Nous sommes le 9 mars 2000, à un moment où le PCF s’interroge sur lui-même, Robert Hue ayant quelques vagues propositions de changement de nom. Juste à côté de la tribune libre d’Herrero il y a la chronique de Clémentine Autain qui, sous le titre Start Up ! évoque ces jeunes qui partent aider les entreprises plutôt que les partis politiques. Un côte à côte assez étrange. Un mois après la parole est donné à Daniel Bensaïd le trotskiste. La vie ne serait-elle pas qu’étrange ? Toujours est-il le PCF s'est ragé à l'idée d'Herrero, il n'a pas changé de nom, ce qu'à fait la LCR devenue NPA avec l'insccuès que l'on sait. JPD
"A mes yeux, il ne peut pas y avoir d'aventure démocratique dans la société française sans un parti structuré autour des idées qu'historiquement le Parti communiste a défendues dans le siècle : à savoir une répartition plus équitable des biens produits par l'humanité, ou encore une préoccupation permanente quant à la défense de celles et de ceux qui ont le plus de difficultés dans le monde actuel. Ce parti me paraît être bien plus qu'un « aiguillon»: il légitime une action gouvernementale, en même temps qu'il est porteur d'une dynamique nettement orientée du côté du partage, de l'égalitaire, du fraternel. Il reste que, dans l'histoire contemporaine, le Parti communiste français, qui fut comme les autres partis communistes d'Occident, incontestablement branché sur l'Union soviétique, est resté scotché sur une manière de concevoir et de percevoir la politique que j'estime régressive, fossilisante... qui plus est, aveugle et hypocrite à certains moments, ce qui a terni ce que j'appellerais la noblesse humaniste, le pouvoir rebelle du dit « parti communiste». Une part importante de l'essence même de ce parti s'est trouvée ainsi altérée par des connexions équivoques, quand elles n'étaient pas simplement absurdes et destructrices : de Budapest à l'Afghanistan, en passant par Ceausescu ou le culte de la personnalité, jusque dans notre pays...
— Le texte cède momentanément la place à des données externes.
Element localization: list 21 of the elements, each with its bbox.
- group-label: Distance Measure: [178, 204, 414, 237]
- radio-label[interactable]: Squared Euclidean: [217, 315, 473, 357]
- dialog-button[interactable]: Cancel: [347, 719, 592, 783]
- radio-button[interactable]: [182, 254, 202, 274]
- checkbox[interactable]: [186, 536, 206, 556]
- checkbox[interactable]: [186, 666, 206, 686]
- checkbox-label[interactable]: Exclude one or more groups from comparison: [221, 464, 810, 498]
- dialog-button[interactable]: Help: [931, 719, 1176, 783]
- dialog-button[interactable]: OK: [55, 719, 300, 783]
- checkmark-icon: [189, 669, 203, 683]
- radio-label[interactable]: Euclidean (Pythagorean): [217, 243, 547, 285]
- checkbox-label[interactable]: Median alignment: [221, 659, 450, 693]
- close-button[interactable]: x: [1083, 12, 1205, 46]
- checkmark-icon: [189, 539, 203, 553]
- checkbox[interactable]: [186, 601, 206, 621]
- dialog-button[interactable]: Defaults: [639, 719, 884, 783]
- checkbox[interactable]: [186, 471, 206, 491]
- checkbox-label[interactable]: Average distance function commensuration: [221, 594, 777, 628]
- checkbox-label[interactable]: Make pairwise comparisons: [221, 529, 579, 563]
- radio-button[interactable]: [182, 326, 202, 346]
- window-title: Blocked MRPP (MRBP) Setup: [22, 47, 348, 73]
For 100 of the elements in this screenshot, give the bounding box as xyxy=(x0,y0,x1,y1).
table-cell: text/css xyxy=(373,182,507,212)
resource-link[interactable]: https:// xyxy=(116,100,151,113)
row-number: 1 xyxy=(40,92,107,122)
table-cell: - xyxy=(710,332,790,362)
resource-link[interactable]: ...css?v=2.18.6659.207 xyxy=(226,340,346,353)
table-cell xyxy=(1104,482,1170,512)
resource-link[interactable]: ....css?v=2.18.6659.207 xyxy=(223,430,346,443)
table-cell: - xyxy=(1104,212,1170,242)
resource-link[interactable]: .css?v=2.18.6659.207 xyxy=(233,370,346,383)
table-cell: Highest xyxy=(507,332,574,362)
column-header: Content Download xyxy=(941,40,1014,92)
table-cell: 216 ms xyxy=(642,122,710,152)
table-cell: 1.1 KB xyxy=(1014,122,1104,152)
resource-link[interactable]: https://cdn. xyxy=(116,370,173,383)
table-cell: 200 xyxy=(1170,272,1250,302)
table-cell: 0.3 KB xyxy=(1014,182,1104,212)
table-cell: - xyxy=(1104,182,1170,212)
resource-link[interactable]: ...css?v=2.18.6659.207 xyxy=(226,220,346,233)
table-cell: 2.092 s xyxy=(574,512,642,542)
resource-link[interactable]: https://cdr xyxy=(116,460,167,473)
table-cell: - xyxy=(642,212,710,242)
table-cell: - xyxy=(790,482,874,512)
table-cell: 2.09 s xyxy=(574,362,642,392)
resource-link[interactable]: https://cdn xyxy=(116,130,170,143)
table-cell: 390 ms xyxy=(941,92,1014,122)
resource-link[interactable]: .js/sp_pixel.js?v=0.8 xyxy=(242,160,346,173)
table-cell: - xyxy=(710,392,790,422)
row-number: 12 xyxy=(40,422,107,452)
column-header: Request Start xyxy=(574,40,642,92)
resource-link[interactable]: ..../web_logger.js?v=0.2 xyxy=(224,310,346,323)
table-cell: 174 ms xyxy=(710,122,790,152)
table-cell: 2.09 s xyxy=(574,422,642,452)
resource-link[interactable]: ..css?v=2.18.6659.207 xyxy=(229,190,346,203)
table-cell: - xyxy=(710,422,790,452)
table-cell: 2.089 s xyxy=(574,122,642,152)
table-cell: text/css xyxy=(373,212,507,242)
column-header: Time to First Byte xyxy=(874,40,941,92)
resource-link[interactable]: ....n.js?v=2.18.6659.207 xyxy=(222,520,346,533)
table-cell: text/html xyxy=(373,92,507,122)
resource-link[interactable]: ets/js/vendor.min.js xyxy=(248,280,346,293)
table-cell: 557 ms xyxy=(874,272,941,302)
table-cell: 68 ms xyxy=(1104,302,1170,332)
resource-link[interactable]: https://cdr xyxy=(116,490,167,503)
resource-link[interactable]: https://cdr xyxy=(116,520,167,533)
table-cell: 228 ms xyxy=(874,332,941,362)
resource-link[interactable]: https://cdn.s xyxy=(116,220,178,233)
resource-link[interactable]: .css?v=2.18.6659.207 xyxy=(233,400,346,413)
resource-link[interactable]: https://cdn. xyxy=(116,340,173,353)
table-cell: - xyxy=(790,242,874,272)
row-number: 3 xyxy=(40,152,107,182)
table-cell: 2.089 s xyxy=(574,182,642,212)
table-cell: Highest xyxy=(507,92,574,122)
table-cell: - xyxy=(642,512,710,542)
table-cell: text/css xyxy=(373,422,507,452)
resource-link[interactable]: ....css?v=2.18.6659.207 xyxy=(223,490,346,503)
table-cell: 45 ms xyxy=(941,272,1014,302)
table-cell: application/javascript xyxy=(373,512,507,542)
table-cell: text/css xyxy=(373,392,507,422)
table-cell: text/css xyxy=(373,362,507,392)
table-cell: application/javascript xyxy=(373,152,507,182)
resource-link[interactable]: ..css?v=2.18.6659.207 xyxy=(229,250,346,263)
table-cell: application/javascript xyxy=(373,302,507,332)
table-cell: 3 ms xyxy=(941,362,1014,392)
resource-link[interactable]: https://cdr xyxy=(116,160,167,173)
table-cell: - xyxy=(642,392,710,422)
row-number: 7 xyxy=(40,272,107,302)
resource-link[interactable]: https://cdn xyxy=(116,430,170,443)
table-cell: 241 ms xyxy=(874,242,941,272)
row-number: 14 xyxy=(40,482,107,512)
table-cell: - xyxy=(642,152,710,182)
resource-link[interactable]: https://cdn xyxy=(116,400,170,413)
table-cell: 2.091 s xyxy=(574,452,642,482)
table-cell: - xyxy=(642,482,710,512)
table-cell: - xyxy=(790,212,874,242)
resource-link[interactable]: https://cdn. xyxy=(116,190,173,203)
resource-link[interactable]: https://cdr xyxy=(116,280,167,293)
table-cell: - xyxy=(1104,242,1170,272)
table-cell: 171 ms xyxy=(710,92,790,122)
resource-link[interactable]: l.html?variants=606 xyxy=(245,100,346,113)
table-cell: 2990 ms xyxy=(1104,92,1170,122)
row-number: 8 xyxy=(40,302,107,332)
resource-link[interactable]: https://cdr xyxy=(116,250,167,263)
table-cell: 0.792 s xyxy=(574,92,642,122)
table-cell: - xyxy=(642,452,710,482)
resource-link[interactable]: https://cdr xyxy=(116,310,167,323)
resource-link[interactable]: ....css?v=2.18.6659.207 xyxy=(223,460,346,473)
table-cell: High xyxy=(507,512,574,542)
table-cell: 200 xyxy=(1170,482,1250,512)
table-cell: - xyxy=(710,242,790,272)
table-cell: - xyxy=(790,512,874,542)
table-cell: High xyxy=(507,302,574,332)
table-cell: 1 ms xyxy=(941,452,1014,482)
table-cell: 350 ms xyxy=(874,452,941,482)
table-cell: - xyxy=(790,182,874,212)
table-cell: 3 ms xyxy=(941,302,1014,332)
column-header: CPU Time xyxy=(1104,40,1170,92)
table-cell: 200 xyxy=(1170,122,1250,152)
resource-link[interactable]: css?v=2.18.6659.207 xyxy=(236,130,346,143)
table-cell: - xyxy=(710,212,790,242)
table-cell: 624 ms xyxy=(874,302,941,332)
Pourtant, cette richesse et le dynamisme culturel de ce parti dans l'émergence d'une politique plus solidaire, demeurent indispensables, dans des formes à renouveler. La presque totalité des partis communistes d'Occident ont changé de nom : la volonté de tirer un trait sur un certain passé, peut-être aussi un peu la soumission à l'autorité du marketing et de la communication... Moi, je trouve beau le mot de «communisme », je trouve son histoire riche et douloureuse à la fois, je suis de ceux qui pensent que ce parti doit continuer à s'appeler «Parti communiste », et que les hommes et les femmes qui sont aujourd'hui de ce courant-là soient porteurs de son évolution. De même, j'ai la conviction que ce parti est légitimement un parti de pouvoir, et pas seulement un parti d'opposition, comme je l'ai cru moi-même pendant très longtemps. La présence au gouvernement de ministres communistes de la qualité de ceux que nous avons est à la fois recevable et révélatrice de l'une des richesses de la politique française. Ce qui n'empêche pas, bien au contraire, de souhaiter de la part de ce parti davantage de dynamisme, de rébellion, d'impertinence, vis-à-vis du libéralisme excessif et du capitalisme générateur d'égoïsme et de cupidité...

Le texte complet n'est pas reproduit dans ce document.